Griffin's character and work ethic shouldn't be in question when you consider the grueling off-season conditioning workouts he has endured the past two years with trainer Frank Matrisciano. They include running up stairs and over sand dunes, wearing a weighted vest and carrying 60-pound sandbags.
Put it this way: Matrisciano reportedly has Navy SEAL special ops guys in his training program. Whatever the Clippers' strength and conditioning staff throws at Griffin, figure he's already been through worse.
Griffin, Eric Gordon and Al Thornton are the bounty from the Clippers' past three drafts, and they could be the heart of a nucleus similar to the one that grew together earlier this decade, the Elton Brand/Corey Maggette group that eventually got this franchise within one game of the Western Conference finals in 2006 before the whole thing blew up.

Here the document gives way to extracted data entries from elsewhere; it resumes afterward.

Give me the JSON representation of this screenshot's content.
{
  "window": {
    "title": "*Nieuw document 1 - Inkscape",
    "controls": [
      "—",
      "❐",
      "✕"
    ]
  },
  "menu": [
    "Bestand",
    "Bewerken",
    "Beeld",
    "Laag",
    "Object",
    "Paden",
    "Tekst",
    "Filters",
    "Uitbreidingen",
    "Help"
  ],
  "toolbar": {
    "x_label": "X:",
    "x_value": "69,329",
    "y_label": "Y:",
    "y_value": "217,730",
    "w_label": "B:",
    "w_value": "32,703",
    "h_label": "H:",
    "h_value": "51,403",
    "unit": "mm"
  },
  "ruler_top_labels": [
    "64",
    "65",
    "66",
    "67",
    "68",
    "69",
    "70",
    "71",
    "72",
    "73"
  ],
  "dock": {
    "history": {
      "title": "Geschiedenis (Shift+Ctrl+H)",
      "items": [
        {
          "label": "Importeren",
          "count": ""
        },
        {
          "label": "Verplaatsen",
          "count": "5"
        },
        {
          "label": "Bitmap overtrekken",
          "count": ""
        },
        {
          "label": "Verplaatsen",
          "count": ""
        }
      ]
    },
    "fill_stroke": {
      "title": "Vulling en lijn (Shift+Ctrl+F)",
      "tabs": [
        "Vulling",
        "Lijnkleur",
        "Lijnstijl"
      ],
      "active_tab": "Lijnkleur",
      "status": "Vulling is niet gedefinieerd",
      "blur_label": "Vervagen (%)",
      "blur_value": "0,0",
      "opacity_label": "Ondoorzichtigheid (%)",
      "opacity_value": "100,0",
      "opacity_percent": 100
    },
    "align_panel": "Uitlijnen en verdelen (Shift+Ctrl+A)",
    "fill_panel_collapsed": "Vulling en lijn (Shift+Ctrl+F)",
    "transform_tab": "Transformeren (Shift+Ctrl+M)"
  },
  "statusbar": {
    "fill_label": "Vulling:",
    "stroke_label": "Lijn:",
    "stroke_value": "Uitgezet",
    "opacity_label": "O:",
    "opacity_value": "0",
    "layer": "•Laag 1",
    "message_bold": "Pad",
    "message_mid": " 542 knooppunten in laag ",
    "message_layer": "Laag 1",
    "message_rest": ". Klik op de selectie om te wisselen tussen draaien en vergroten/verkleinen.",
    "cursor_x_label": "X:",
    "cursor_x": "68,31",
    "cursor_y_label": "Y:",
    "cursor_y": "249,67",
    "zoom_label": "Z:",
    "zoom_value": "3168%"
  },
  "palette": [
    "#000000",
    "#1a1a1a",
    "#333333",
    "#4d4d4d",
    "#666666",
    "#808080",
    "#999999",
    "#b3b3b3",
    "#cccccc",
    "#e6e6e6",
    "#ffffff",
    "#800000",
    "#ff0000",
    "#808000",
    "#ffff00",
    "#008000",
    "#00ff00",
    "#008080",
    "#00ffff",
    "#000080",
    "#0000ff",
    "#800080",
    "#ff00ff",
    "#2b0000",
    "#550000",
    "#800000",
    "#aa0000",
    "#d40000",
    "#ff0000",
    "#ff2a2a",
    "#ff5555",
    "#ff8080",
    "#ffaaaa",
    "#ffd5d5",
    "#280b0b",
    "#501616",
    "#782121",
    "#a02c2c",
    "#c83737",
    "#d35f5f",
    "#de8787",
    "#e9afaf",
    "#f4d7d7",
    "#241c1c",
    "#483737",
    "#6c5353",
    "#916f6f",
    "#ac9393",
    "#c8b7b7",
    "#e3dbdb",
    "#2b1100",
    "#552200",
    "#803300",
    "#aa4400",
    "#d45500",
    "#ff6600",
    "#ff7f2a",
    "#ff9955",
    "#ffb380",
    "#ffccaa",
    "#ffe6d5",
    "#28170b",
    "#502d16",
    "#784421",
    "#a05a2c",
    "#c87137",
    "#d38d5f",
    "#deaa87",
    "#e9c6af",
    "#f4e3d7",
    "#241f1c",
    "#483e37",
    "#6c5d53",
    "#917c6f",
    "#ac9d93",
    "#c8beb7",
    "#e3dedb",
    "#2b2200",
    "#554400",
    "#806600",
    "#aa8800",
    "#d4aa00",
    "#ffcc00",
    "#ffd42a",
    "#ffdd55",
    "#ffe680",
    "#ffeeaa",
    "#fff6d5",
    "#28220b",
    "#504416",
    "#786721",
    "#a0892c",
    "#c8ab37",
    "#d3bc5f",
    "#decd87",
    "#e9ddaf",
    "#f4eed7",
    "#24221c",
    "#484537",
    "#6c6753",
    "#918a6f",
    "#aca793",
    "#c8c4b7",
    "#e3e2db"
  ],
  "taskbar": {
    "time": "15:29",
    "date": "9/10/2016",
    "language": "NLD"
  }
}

"You can't pass up an opportunity to keep building a foundation," assistant general manager Neil Olshey said. "That's what adding this piece is. Think of it. We've got a point guard (Mike Taylor), a 'two' (Gordon), a 'three' (Thornton), a 'four' (Griffin) and a 'five' (DeAndre Jordan), all under 24 and all on rookie scale contracts."
Of course, Olshey also said he thinks the Clippers "can win now." Believe him at your own risk.